Nada más llegar, en los nichos de la fachada nos esperan: San José, Santa Teresa de Jesús y de Nuestra Señora del Carmen al centro. El interior, alucinante. Retablos barrocos que llenaban el espacio y las formas imposibles del barroco más retorcido invadían paredes y techos. Allí, en una esquina, Cristo yacente a los pies de María. María, con siete espadas clavadas, una en el pecho.

“Y a ti, Madre, una espada de dolor te atravesará el corazón…” (Lucas 2, 35).
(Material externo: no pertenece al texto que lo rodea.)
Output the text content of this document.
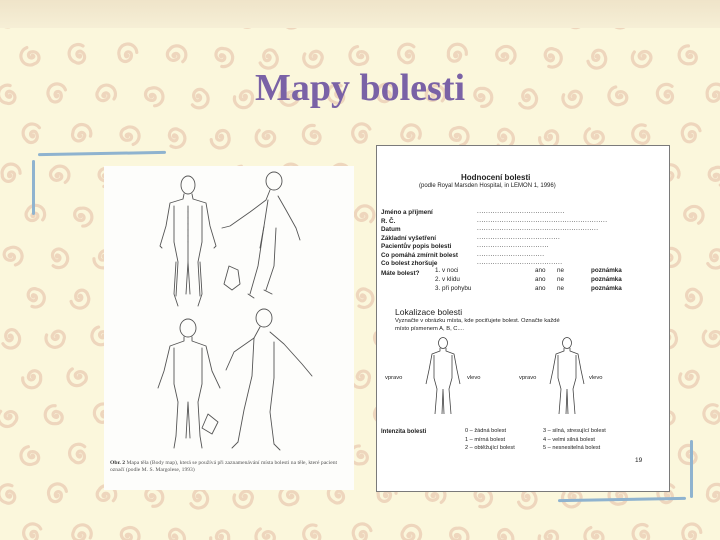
Mapy bolesti
Obr. 2 Mapa těla (Body map), která se používá při zaznamenávání místa bolesti na těle, které pacient označí (podle M. S. Margolese, 1993)
Hodnocení bolesti
(podle Royal Marsden Hospital, in LEMON 1, 1996)
Jméno a příjmení	.......................................
R. Č.	..........................................................
Datum	......................................................
Základní vyšetření	.....................................
Pacientův popis bolesti	................................
Co pomáhá zmírnit bolest	..............................
Co bolest zhoršuje	......................................
Máte bolest? 1. v noci	ano ne	poznámka
2. v klidu	ano ne	poznámka
3. při pohybu	ano ne	poznámka
Lokalizace bolesti
Vyznačte v obrázku místa, kde pociťujete bolest. Označte každé
místo písmenem A, B, C....
vpravo	vlevo	vpravo	vlevo
Intenzita bolesti	0 – žádná bolest
1 – mírná bolest
2 – obtěžující bolest
3 – silná, stresující bolest
4 – velmi silná bolest
5 – nesnesitelná bolest
19
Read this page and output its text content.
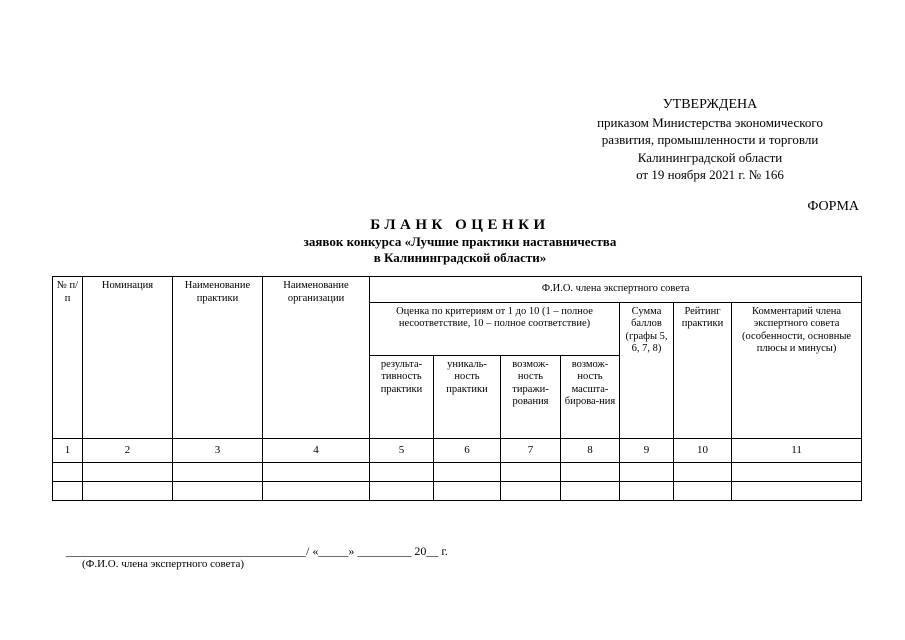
УТВЕРЖДЕНА
приказом Министерства экономического
развития, промышленности и торговли
Калининградской области
от 19 ноября 2021 г. № 166
ФОРМА
БЛАНК ОЦЕНКИ
заявок конкурса «Лучшие практики наставничества
в Калининградской области»
№ п/п	Номинация	Наименование практики	Наименование организации	Ф.И.О. члена экспертного совета						
				Оценка по критериям от 1 до 10 (1 – полное несоответствие, 10 – полное соответствие)				Сумма баллов (графы 5, 6, 7, 8)	Рейтинг практики	Комментарий члена экспертного совета (особенности, основные плюсы и минусы)
				результа-тивность практики	уникаль-ность практики	возмож-ность тиражи-рования	возмож-ность масшта-бирова-ния			
1	2	3	4	5	6	7	8	9	10	11

________________________________________/ «_____» _________ 20__ г.
(Ф.И.О. члена экспертного совета)
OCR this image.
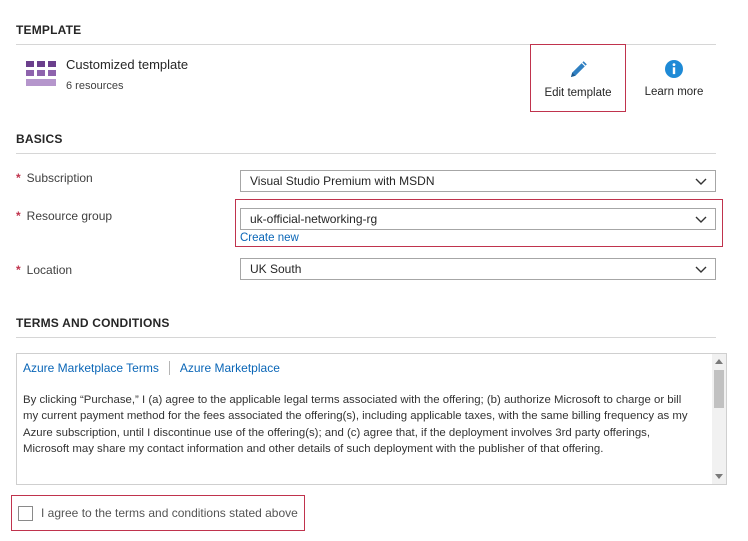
TEMPLATE
Customized template
6 resources
Edit template	Learn more
BASICS
* Subscription	Visual Studio Premium with MSDN
* Resource group	uk-official-networking-rg
Create new
* Location	UK South
TERMS AND CONDITIONS
Azure Marketplace Terms Azure Marketplace
By clicking “Purchase,” I (a) agree to the applicable legal terms associated with the offering; (b) authorize Microsoft to charge or bill my current payment method for the fees associated the offering(s), including applicable taxes, with the same billing frequency as my Azure subscription, until I discontinue use of the offering(s); and (c) agree that, if the deployment involves 3rd party offerings, Microsoft may share my contact information and other details of such deployment with the publisher of that offering.
I agree to the terms and conditions stated above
Aunque recordemos el dolor de María siempre a los pies de la cruz, se fueron codificando a lo largo de los siglos aquellos episodios de piedad mariana. Siete en concreto y, por tanto, siete espadas. Es María la Dolorosa.

Hacían cola. Besaban el cristal. Arrastraban sus yemas por la vitrina sintiendo que no podían estar más cerca. La mayoría cerraba los ojos, daba las gracias y pedía perdón. Todas lo miraban como si estuviera allí presente, ante ellas, portuguesas de Oporto. De vez en cuando, algún turista. Una joven de unos 25 años, con cara de inglesa, no pudo contener la risa.

Pero éste es el barroco, y así es como movía a los fieles a la oración y al sacrificio. Así les recordaba que Cristo murió por ellos. Y así es como hoy, casi 400 años más tarde, las señoras de Oporto visitan aquel lugar de la iglesia para seguir orando y dar las gracias. En un mismo punto: visitantes que ríen, portugueses que lloran.